For in-memory outputs, an empty dataset object must first be created manually:

tilescheme_raw_data = saga_api.SG_Get_Data_Manager().Add_Shapes()

This empty object is then passed to the tool, which writes its output into the provided dataset object.

After processing, the dataset can either be passed directly to another tool for further processing, or be saved to disk using its Save(...) method.

Before the function terminates, all datasets currently stored in memory should be deleted:

saga_api.SG_Get_Data_Manager().Delete()

A Typical Processing Script

Now that we have finalized data_preparation.py, which generates a tiling scheme from the extent of the available input data, we can create a processing script for the entire project area.

To keep memory usage manageable, the project area is processed in smaller processing units. Each unit should be small enough to fit into your computer’s memory.

The processing units are then processed sequentially, one after another.

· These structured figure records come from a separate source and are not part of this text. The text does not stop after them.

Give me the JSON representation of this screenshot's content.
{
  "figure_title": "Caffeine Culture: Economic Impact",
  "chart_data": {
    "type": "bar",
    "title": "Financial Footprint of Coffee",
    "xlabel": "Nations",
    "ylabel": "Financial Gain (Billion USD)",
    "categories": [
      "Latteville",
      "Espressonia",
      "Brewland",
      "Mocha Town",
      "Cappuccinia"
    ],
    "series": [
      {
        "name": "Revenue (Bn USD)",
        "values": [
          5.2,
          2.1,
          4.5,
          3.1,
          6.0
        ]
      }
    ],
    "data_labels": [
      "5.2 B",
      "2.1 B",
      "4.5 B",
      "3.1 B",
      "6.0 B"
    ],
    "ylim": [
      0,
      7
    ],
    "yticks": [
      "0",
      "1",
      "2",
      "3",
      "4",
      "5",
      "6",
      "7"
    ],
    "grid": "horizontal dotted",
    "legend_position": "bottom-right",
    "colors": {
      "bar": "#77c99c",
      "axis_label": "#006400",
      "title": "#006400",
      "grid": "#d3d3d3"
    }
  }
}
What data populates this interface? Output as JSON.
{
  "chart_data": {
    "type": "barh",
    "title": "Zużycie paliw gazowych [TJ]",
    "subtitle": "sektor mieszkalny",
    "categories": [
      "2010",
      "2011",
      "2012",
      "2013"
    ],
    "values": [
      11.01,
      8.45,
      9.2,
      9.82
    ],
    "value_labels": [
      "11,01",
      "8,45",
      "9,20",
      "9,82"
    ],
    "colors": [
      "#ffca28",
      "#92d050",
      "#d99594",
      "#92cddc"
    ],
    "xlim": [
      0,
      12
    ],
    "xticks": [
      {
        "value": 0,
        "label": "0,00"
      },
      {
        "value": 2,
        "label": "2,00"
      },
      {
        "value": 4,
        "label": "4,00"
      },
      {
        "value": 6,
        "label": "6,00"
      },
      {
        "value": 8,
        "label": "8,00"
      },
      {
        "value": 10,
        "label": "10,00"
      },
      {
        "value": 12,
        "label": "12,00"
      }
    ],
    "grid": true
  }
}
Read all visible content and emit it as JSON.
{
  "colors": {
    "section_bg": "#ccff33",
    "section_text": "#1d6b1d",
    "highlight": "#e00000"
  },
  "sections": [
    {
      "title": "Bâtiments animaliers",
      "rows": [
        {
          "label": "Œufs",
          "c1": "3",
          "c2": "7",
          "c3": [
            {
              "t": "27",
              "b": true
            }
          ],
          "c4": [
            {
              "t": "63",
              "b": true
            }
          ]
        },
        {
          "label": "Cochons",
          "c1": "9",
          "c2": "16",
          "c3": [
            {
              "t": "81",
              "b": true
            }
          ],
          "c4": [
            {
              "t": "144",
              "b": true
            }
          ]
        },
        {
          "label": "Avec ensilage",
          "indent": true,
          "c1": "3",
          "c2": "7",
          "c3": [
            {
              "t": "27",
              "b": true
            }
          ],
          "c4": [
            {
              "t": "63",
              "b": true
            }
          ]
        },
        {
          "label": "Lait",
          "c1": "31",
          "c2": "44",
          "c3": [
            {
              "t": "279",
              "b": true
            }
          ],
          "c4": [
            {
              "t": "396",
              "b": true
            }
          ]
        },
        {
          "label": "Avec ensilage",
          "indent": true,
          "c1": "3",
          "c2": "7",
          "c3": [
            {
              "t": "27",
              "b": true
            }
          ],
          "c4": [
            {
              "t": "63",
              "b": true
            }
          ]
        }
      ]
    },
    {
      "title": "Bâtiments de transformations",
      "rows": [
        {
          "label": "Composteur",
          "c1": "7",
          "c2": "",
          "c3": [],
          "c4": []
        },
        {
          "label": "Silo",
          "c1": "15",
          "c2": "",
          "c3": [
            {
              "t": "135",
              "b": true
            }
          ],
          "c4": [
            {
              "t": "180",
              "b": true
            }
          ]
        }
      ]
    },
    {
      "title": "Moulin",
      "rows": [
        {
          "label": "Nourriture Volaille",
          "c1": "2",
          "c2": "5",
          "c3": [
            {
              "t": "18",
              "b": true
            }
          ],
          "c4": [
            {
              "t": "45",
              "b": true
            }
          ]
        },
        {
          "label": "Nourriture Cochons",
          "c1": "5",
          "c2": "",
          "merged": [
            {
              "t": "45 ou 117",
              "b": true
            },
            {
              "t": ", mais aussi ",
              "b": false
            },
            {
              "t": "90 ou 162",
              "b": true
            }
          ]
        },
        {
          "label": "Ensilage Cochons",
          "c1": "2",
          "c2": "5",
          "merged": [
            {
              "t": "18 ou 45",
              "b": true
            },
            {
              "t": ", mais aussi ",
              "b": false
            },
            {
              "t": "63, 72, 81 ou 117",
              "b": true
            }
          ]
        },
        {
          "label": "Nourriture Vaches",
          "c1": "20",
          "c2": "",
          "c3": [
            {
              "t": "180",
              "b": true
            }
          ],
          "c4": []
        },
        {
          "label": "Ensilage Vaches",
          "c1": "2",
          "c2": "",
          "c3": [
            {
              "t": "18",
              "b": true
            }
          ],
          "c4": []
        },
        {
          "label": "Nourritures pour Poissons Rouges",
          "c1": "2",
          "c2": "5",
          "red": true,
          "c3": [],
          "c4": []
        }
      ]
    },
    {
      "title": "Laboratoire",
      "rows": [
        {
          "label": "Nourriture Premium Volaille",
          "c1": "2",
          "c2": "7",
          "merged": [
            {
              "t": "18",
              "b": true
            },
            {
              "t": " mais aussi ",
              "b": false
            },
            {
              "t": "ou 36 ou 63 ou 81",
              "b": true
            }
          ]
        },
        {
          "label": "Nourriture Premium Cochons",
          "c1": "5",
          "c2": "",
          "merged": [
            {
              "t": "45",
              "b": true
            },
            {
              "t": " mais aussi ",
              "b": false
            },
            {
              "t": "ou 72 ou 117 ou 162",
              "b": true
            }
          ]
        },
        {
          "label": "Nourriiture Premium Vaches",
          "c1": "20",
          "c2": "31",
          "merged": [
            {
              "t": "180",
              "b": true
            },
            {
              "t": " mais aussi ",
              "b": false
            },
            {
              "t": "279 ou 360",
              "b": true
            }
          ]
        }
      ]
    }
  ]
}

The basic skeleton of a processing script looks like shown below:

import os

import project_config as cfg
from PySAGA import saga_api, lis_cmd
from PySAGA.tools import *


# ------------------------------------------------------------------------
# the processing pipeline in a single function; the function is called for each
# processing unit
# note: this would not be absolutely necessary here, but makes it easier to
# parallelize the script later on
def process_unit(unit_index):
    # --------------------------------------------------------------------
    # load the shapefile with the tiling scheme used for processing
    processing_units = saga_api.SG_Get_Data_Manager().Add_Shapes(
        cfg.PROCESSING_UNITS
    )

    if not processing_units:
        lis_cmd.Error_Return(
            f"Loading processing_units {cfg.PROCESSING_UNITS} failed"
        )

    # --------------------------------------------------------------------
    # get proc_unit to process
    proc_unit = processing_units.Get_Shape(unit_index)

    xmin = proc_unit.Get_Extent().Get_XMin()
    ymin = proc_unit.Get_Extent().Get_YMin()
    xmax = proc_unit.Get_Extent().Get_XMax()
    ymax = proc_unit.Get_Extent().Get_YMax()

    # units are referenced by their lower-left corner coordinate
    unit_name = f"{int(xmin)}_{int(ymin)}"

    lis_cmd.Message_Print(f"\nProcessing unit {unit_name} \n")

    # --------------------------------------------------------------------
    # free memory resources and return success
    saga_api.SG_Get_Data_Manager().Delete()

    return True


if __name__ == "__main__":
    starttime = lis_cmd.Start_Logging(False)

    # --------------------------------------------------------------------
    # load the shapefile with the tiling scheme used for processing
    processing_units = saga_api.SG_Get_Data_Manager().Add_Shapes(
        cfg.PROCESSING_UNITS
    )

    if not processing_units:
        lis_cmd.Error_Exit(
            f"Loading processing_units {cfg.PROCESSING_UNITS} failed",
            starttime,
            True,
        )

    lis_cmd.Message_Print(
        f"Number of units to process: {processing_units.Get_Count()} \n\n"
    )

    # --------------------------------------------------------------------
    # iterate over the processing units and process each unit by calling
    # the process_unit function with the processing pipeline
    for unit_index in range(processing_units.Get_Count()):
        result = process_unit(unit_index)

        if not result:
            lis_cmd.Error_Exit("Processing task failed", starttime)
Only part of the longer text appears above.